Being a military veteran in business school

November 11, 2013

(AP Photo/Patrick Semansky)

Every year on Veteran’s Day my thoughts turn to Donovan Campbell, a former student at the center of one of the most unexpectedly emotional moments I’ve experienced in my 25 years as a professor at Harvard Business School. His story highlights for me the debt of gratitude we owe those who serve our country. It has also served as a personal reminder of the important role business schools should play in enabling members of the military to transition successfully back to civilian life.

The incident took place in 2006 in a first-year MBA course on leadership and organizational behavior. We had asked students to watch the 1949 film “Twelve O’Clock High,” starring Gregory Peck, about a World War II Air Force squadron making daylight bombing runs against heavily fortified German factories. Peck’s character is charged with turning around this unit whose morale is plummeting in the face of repeated high-risk missions and horrible casualties. At one point in the film, he and his medical officer debate how to demand “maximum effort” from soldiers who could die at any moment.

One of the standard questions I ask when teaching the class is: “Does anybody really know what it means to ask a team for maximum effort?”

As soon as I asked the question, Campbell’s hand shot up. I didn’t yet know him very well, but I knew he’d attended Princeton and was gifted intellectually. I also knew he'd been commissioned in the Marine Corps post-9/11 and had come to Harvard Business School after a tour in Iraq. I’d learned to use his experience judiciously. Whenever the class was flagging, I called on Campbell, as typically his thoughtful comments would reinvigorate the discussion.

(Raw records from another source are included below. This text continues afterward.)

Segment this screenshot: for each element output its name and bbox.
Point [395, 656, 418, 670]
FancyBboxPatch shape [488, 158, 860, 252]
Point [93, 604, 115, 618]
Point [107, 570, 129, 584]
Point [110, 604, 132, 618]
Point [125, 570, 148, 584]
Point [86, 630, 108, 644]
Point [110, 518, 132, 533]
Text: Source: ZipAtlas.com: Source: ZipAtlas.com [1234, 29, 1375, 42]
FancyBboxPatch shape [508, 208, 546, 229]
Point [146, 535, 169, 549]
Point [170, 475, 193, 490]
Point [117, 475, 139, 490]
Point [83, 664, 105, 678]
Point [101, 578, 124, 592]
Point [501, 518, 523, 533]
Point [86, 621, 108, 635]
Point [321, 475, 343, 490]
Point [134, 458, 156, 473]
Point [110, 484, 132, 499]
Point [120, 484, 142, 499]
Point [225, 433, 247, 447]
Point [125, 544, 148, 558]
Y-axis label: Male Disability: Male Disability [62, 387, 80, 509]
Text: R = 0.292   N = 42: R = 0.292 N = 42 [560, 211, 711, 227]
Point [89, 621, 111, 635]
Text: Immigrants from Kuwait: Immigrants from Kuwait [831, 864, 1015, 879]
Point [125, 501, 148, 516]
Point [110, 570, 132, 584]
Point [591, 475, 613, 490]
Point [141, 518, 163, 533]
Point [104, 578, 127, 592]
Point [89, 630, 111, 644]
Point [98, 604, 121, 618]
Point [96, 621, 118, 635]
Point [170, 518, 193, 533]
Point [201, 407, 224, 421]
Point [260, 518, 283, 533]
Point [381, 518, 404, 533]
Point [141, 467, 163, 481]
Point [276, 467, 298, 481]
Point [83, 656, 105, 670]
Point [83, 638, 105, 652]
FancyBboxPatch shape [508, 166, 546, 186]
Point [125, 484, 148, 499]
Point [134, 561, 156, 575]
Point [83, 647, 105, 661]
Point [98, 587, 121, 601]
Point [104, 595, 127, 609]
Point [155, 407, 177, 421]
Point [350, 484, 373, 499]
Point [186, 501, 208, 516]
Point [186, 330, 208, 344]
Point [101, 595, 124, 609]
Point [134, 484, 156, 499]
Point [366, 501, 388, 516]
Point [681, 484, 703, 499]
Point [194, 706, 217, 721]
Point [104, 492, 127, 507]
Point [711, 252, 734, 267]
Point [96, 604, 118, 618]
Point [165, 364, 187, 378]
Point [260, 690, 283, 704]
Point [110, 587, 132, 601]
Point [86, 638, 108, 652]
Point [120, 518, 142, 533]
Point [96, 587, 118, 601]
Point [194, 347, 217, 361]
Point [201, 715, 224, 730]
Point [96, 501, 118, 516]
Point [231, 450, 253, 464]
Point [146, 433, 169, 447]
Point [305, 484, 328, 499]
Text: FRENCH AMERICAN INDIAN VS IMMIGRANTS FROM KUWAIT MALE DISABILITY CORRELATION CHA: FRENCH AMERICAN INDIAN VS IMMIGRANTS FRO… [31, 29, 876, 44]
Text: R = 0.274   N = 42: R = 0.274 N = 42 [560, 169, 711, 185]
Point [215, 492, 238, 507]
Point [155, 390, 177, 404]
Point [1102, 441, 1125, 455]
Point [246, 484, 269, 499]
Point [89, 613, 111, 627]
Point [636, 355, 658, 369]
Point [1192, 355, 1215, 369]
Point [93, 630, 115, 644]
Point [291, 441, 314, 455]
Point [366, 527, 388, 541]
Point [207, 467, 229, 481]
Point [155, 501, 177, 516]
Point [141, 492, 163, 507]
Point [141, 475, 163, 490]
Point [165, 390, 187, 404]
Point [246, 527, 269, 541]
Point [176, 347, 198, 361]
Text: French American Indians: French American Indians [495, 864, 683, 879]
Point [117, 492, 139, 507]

When I called on him this morning, however, something unusual happened. He started to speak about his experience with war, but after a moment stopped and began to shake. Then he began to cry. This wasn’t a trickle of tears; it was uncontrollable sobbing. After about a minute, he ran out of the classroom. One of his closest friends, a former Army Ranger, ran after him.

Campbell returned the next day embarrassed, but everyone rallied to support him. As a class, we thanked him—not only for his service to our country, but for the emotion he showed us a day earlier. It was a vivid illustration that vulnerability is not incompatible with leadership. Too often, students think leaders must be strong for others or "the rock" of their organizations. We've instead come to realize that expressing and understanding the full range of human feeling is a critical component of leadership development, and that your own leadership approach should align with your most deeply held values.

In the coming months, I got to know Campbell much better. I learned that he’d been a lieutenant in charge of one of the first platoons of Marines in Ramadi. They had arrived during the period when it appeared the United States had won the war. But in fact, his unit became one of the first to experience the insurgency’s growing strength and sophistication, as evidenced by the use of children as decoys, IEDs and remote detonators. Campbell’s unit suffered extraordinary casualties. In short, he’d experienced a real-life version of “Twelve O’Clock High.”

Campbell ultimately did a great job in his classes. He also used his time in business school to process what he’d experienced in battle and spent much of his second year writing a memoir about his time in Iraq—a book called “Joker One” (the radio call sign of his 40-man infantry platoon), which examines issues of leadership, faith and courage. It was published in 2009 and became a New York Times bestseller.

In my time at the school, I have met many other veterans like Campbell who have served and sacrificed in inspiring ways. Roughly 50 new MBAs every year come from the military, many having been in active combat duty. Still, it is a group that all of us who lead this country’s business schools need to think about even more.

Business school can be a pathway for integrating our service members back into civilian life, and for finding new ways to engage their intellect, integrity and leadership at home. While a few return to the military after graduation, most take jobs in the private sector—and in those jobs, many of them become advocates for hiring other veterans, doing their own small part to solve the challenge of post-military employment. In their civilian lives, these veterans continue to provide leadership in service of society. Donovan, for instance, accepted a job as a manager for Pepsico after graduation, then became COO at a smaller printing company, and is now director of operations for an energy company.

“When I encourage young, talented veterans to consider applying to Harvard, they have trouble conceptualizing an Ivy League institution that isn’t reflexively anti-military,” Donovan once said. While Harvard Business School’s relationship with the military goes back many decades—during World War II, our campus was converted to a training school for managers and officers heading the U.S. war effort—breaking down the divides, both real and perceived, is still something our business schools have to work on.

As I look back, I feel privileged to have witnessed the way a single moment in the classroom could have such a profound impact on both a veteran’s readjustment and his classmates’ greater understanding of what leadership really is. It’s also a reminder to me that enduring ties between our business institutions and the military are crucial if we want, ultimately, to develop leaders who make the world a better place.

Nitin Nohria is dean of the Harvard Business School.